December 12, 2009 02:50 pm | Updated 02:50 pm IST - London

BETTER THAN HUMAN HANDS?: A micro-surgery in progress. Robotic technology predicts the movement of each heartbeat, enabling surgical tools to move rhythmically with each beat. File photo

BETTER THAN HUMAN HANDS?: A micro-surgery in progress. Robotic technology predicts the movement of each heartbeat, enabling surgical tools to move rhythmically with each beat. File photo

A computerised 3D model will facilitate heart surgery in synchrony with its beats, thanks to a novel robotic hand.

The robotic technology predicts the movement of each heartbeat, enabling surgical tools to move rhythmically with each beat.

The 3D model has been developed by Rogério Richa, Philippe Poignet and Chao Liu from Montpellier Laboratory of Informatics, Robotics and Microelectronics in France.

It does away with the necessity of stopping the heart, which could cause potential risks. It has a significant bearing on millions of heart patients who require less invasive procedures, where stopping the heart is not necessary.
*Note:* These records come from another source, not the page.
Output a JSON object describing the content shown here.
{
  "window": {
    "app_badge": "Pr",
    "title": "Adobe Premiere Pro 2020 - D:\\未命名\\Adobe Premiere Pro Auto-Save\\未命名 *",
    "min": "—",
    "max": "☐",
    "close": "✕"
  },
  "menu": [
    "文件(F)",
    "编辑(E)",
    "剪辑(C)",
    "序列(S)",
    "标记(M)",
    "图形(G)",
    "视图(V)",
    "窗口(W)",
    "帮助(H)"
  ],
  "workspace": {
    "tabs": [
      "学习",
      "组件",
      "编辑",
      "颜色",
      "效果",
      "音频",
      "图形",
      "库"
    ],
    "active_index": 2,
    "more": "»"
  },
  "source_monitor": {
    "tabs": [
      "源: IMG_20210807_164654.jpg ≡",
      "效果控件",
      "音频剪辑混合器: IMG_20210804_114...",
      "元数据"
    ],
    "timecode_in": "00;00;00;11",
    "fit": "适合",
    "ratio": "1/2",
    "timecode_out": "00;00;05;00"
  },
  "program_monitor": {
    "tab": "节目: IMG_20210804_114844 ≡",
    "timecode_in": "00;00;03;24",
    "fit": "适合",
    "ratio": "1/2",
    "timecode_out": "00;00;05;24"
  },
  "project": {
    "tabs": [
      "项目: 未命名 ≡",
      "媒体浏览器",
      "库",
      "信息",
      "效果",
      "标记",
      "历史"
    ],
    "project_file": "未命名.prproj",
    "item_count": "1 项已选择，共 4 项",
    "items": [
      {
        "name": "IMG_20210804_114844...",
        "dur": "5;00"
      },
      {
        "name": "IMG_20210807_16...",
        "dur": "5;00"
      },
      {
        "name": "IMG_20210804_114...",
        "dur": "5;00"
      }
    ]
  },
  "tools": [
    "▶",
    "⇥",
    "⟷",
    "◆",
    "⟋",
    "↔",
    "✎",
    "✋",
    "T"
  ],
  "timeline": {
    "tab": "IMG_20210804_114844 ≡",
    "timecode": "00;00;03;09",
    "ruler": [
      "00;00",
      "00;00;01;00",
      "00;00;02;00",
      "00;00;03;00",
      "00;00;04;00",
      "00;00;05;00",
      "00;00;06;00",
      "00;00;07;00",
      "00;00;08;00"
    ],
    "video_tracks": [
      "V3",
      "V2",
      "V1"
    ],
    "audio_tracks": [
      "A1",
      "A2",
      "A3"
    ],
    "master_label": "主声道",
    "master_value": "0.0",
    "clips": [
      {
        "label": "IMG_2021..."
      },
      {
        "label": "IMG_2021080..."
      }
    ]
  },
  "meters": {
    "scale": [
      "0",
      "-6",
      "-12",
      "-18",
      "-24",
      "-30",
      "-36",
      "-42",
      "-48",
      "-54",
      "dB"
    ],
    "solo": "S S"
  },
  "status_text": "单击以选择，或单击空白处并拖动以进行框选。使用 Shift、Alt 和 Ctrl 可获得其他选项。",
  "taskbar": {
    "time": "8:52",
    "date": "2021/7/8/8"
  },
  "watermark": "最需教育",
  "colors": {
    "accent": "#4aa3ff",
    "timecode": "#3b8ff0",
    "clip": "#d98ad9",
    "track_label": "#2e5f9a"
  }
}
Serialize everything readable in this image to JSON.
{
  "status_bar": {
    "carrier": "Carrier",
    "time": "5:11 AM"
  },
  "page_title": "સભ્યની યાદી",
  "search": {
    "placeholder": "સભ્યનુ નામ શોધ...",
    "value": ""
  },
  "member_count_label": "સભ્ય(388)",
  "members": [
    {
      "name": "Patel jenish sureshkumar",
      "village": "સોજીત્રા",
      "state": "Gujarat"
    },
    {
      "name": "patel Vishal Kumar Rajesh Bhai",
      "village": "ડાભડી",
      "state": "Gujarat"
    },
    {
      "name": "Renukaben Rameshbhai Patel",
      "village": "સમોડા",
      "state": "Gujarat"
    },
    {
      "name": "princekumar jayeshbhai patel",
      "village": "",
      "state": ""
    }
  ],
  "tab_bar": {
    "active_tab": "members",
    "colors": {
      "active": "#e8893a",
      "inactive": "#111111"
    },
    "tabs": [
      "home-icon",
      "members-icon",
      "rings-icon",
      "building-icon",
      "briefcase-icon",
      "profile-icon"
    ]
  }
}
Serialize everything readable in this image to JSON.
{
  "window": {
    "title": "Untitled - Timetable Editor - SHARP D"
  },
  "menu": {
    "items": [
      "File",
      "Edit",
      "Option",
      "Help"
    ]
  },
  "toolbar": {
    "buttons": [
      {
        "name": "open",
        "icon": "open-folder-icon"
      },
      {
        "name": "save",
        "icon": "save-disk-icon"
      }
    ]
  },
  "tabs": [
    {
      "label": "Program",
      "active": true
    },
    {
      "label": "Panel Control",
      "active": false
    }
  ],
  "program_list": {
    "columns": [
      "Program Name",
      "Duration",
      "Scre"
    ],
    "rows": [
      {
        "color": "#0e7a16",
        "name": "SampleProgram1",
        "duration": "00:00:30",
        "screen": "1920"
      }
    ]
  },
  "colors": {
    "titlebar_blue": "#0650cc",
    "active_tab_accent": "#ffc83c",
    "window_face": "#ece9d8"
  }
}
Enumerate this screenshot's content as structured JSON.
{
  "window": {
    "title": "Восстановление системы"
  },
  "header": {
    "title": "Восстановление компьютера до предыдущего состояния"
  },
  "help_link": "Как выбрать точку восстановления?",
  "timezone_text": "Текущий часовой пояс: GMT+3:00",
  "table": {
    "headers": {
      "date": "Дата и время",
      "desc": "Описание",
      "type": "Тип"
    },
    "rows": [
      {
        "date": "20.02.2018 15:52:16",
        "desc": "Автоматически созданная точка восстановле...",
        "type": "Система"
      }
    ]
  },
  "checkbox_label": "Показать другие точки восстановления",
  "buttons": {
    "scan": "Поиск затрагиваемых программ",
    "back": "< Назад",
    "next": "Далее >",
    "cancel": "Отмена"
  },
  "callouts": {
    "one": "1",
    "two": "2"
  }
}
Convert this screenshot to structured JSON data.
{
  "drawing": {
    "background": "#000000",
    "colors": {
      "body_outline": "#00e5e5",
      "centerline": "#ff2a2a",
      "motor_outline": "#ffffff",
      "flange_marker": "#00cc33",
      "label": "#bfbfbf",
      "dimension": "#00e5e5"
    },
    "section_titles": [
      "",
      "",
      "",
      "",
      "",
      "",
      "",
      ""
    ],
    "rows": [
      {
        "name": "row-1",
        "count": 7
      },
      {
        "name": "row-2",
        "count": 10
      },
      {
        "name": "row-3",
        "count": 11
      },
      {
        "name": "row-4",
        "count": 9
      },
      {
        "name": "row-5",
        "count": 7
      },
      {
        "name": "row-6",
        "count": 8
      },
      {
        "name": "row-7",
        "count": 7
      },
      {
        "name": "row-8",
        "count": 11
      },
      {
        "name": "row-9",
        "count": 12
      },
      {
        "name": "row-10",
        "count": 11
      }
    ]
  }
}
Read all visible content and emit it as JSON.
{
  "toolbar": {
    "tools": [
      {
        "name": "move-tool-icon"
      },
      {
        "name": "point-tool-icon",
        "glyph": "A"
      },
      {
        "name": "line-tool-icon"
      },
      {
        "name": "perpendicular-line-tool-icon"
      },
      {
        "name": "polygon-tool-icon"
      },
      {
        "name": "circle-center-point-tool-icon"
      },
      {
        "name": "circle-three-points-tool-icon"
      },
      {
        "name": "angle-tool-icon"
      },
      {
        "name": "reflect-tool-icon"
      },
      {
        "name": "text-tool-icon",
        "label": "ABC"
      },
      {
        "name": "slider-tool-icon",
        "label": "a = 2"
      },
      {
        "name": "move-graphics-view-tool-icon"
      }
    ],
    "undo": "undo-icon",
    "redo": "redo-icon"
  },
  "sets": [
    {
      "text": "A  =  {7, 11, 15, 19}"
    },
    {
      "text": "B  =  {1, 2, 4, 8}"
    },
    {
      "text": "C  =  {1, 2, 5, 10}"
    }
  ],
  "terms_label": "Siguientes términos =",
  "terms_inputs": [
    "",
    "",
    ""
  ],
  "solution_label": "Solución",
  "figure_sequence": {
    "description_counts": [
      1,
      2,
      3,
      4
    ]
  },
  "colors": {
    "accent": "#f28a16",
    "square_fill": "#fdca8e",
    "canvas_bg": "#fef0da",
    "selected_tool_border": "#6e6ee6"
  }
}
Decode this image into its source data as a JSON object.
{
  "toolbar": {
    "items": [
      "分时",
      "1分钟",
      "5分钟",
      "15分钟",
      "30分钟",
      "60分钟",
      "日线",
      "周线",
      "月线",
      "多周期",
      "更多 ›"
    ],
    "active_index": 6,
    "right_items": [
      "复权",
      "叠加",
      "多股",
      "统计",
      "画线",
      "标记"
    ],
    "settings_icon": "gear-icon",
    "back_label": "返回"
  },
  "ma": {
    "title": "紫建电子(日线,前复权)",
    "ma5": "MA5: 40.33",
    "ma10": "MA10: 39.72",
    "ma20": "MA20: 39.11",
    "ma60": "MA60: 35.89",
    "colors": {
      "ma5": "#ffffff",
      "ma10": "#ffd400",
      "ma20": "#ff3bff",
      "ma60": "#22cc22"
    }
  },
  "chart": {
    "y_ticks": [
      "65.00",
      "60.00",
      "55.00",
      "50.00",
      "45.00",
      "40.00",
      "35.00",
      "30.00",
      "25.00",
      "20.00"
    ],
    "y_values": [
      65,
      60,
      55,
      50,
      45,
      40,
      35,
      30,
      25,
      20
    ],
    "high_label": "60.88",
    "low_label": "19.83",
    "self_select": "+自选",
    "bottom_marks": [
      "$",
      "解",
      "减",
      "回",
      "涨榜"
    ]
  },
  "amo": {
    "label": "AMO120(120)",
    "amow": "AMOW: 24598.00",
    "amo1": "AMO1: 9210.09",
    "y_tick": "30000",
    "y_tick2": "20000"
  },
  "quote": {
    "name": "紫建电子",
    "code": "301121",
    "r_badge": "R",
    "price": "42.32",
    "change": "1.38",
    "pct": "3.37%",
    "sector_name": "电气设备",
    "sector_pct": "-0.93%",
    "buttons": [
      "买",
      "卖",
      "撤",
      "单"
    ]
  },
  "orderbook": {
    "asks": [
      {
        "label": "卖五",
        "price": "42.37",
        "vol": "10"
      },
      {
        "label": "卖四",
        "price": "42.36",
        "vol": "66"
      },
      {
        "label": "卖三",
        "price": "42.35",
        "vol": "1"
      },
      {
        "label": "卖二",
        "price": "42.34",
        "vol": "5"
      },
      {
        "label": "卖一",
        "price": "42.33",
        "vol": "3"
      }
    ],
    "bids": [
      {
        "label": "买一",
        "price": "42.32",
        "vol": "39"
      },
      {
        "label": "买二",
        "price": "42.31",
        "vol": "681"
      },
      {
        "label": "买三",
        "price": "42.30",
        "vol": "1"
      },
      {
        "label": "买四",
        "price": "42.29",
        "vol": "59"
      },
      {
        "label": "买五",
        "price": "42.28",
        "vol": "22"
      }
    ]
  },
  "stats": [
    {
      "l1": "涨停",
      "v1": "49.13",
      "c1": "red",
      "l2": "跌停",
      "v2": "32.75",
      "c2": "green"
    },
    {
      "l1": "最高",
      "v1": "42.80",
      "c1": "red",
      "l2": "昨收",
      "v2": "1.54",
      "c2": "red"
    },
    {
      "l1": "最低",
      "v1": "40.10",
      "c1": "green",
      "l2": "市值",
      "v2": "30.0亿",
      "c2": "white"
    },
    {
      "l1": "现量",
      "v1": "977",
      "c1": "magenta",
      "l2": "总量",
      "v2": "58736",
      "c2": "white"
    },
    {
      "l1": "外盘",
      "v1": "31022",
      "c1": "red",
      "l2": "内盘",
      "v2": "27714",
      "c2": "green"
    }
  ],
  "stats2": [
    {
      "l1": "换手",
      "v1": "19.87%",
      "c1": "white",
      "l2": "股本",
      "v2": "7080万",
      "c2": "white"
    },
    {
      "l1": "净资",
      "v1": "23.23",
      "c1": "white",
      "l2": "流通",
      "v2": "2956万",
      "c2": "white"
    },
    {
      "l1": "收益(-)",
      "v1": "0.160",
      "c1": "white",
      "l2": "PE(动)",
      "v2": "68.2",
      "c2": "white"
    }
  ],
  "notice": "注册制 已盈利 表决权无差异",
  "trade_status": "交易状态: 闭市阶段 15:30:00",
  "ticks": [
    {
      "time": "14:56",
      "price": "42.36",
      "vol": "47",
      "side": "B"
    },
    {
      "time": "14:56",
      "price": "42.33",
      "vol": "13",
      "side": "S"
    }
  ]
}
This is the first successful attempt to isolate the physical movements of the heart and lungs during surgery. This has been particularly difficult, given the heart's irregular shape as well as its tendency to expand outward in all directions during beating.

Researchers have made many attempts to use computer modelling to account for heart and breathing motion.

However, previous efforts have relied on 2D imaging combined with other steps, making them too slow to provide instantaneous feedback during an operation.

This new 3D imaging predicts the heart movements in a single step, making it faster in real-life surgical environments.

This model also accounts for the movement of a patient's chest wall during breathing. It permits the robotic arm to continually adjust to heart and chest movements during surgery.

The new approach relies on a mathematical representation of the heart's surface as it moves in three dimensions during pumping, says a Montpellier Lab release.

Over the last 10 years, robotic arms have become essential in many kinds of surgical procedures, including microsurgery and operations that require extremely delicate movements.

These findings were published in The International Journal of Robotics Research.